| Type: | Package | 
| Title: | Optimization via Subsampling (OPTS) | 
| Version: | 0.1 | 
| Date: | 2022-05-20 | 
| Maintainer: | Mihai Giurcanu <giurcanu@uchicago.edu> | 
| Author: | Mihai Giurcanu [aut, cre], Marinela Capanu [aut, ctb], Colin Begg [aut], Mithat Gonen [aut] | 
| Imports: | MASS, cvTools, changepoint | 
| Description: | Subsampling based variable selection for low dimensional generalized linear models. The methods repeatedly subsample the data minimizing an information criterion (AIC/BIC) over a sequence of nested models for each subsample.

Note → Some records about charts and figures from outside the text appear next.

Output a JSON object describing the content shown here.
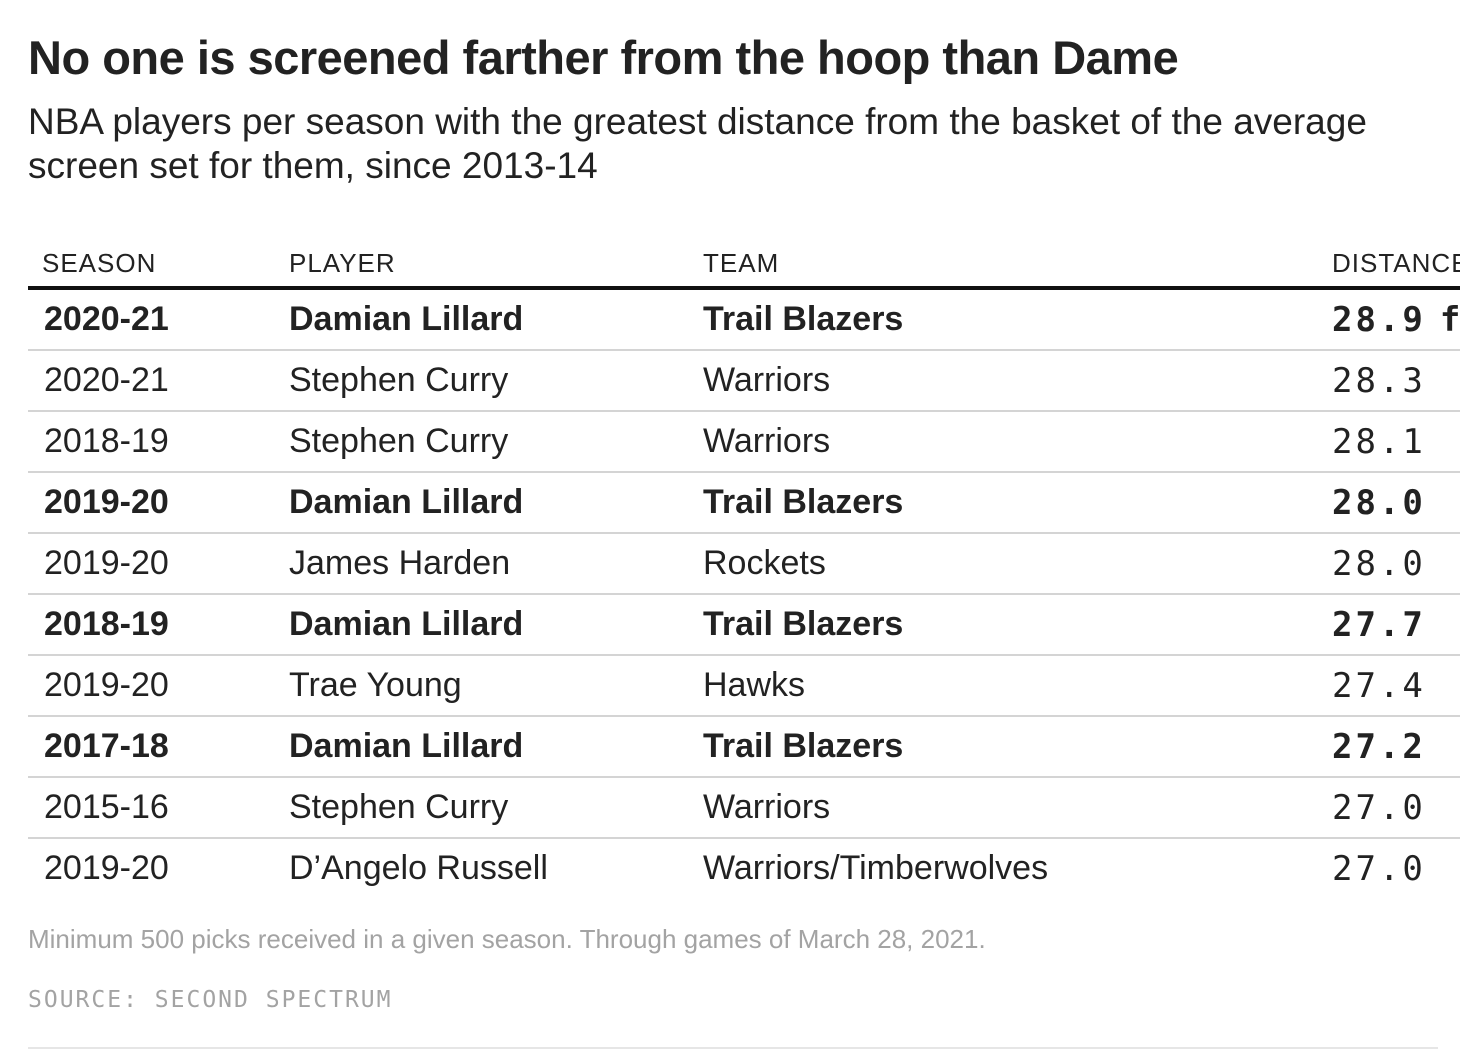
{
  "title": "No one is screened farther from the hoop than Dame",
  "subtitle": "NBA players per season with the greatest distance from the basket of the average screen set for them, since 2013-14",
  "note": "Minimum 500 picks received in a given season. Through games of March 28, 2021.",
  "source": {
    "label": "SOURCE:",
    "value": "SECOND SPECTRUM"
  },
  "colors": {
    "text": "#222222",
    "muted": "#a3a3a3",
    "header_rule": "#111111",
    "row_rule": "#d4d4d4"
  },
  "chart_data": {
    "type": "table",
    "title": "No one is screened farther from the hoop than Dame",
    "subtitle": "NBA players per season with the greatest distance from the basket of the average screen set for them, since 2013-14",
    "columns": [
      "SEASON",
      "PLAYER",
      "TEAM",
      "DISTANCE"
    ],
    "unit": "ft",
    "rows": [
      {
        "season": "2020-21",
        "player": "Damian Lillard",
        "team": "Trail Blazers",
        "distance": "28.9",
        "highlight": true
      },
      {
        "season": "2020-21",
        "player": "Stephen Curry",
        "team": "Warriors",
        "distance": "28.3",
        "highlight": false
      },
      {
        "season": "2018-19",
        "player": "Stephen Curry",
        "team": "Warriors",
        "distance": "28.1",
        "highlight": false
      },
      {
        "season": "2019-20",
        "player": "Damian Lillard",
        "team": "Trail Blazers",
        "distance": "28.0",
        "highlight": true
      },
      {
        "season": "2019-20",
        "player": "James Harden",
        "team": "Rockets",
        "distance": "28.0",
        "highlight": false
      },
      {
        "season": "2018-19",
        "player": "Damian Lillard",
        "team": "Trail Blazers",
        "distance": "27.7",
        "highlight": true
      },
      {
        "season": "2019-20",
        "player": "Trae Young",
        "team": "Hawks",
        "distance": "27.4",
        "highlight": false
      },
      {
        "season": "2017-18",
        "player": "Damian Lillard",
        "team": "Trail Blazers",
        "distance": "27.2",
        "highlight": true
      },
      {
        "season": "2015-16",
        "player": "Stephen Curry",
        "team": "Warriors",
        "distance": "27.0",
        "highlight": false
      },
      {
        "season": "2019-20",
        "player": "D’Angelo Russell",
        "team": "Warriors/Timberwolves",
        "distance": "27.0",
        "highlight": false
      }
    ]
  }
}
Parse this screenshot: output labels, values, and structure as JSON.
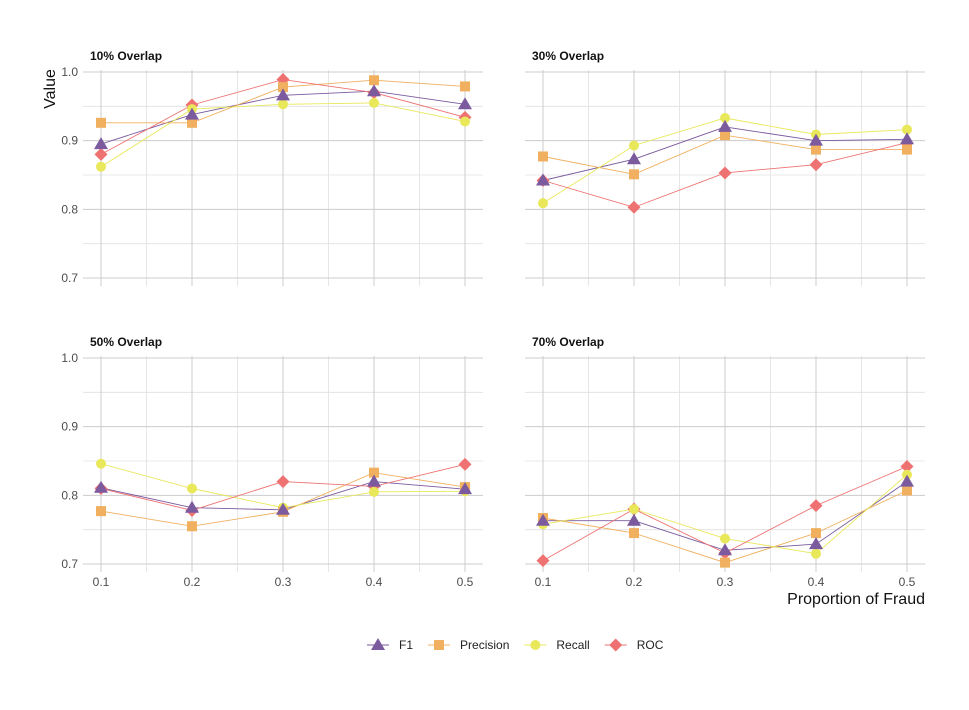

Marinela Capanu, Mihai Giurcanu, Colin B Begg, Mithat Gonen, Subsampling based variable selection for generalized linear models. | 
| License: | GPL-2 | 
| NeedsCompilation: | no | 
| Packaged: | 2022-05-24 14:16:53 UTC; mgiurcanu | 
| Repository: | CRAN | 
| Date/Publication: | 2022-05-25 07:50:08 UTC | 
Optimization via Subsampling (OPTS)
Description
opts computes the OPTS MLE in low dimensional
case.
Usage
opts(X, Y, m, crit = "aic", prop_split = 0.5, cutoff = 0.75, ...)
Arguments
X | 
 n x p covariate matrix (without intercept)  | 
Y | 
 n x 1 binary response vector  | 
m | 
 number of subsamples  | 
crit | 
 information criterion to select the variables: (a) aic = minimum AIC and (b) bic = minimum BIC  | 
prop_split | 
 proportion of subsample size and sample size, default value = 0.5  | 
cutoff | 
 cutoff used to select the variables using the stability selection criterion, default value = 0.75  | 
... | 
 other arguments passed to the glm function, e.g., family = "binomial"  | 
Value
opts returns a list:
betahat | 
 OPTS MLE of regression parameter vector  | 
Jhat | 
 estimated set of active predictors (TRUE/FALSE) corresponding to the OPTS MLE  | 
SE | 
 standard error of OPTS MLE  | 
freqs | 
 relative frequency of selection for all variables  | 
Examples
require(MASS)
P = 15
N = 100
M = 20
BETA_vector = c(0.5, rep(0.5, 2), rep(0.5, 2), rep(0, P - 5))
MU_vector = numeric(P)
SIGMA_mat = diag(P)
X <- mvrnorm(N, MU_vector, Sigma = SIGMA_mat)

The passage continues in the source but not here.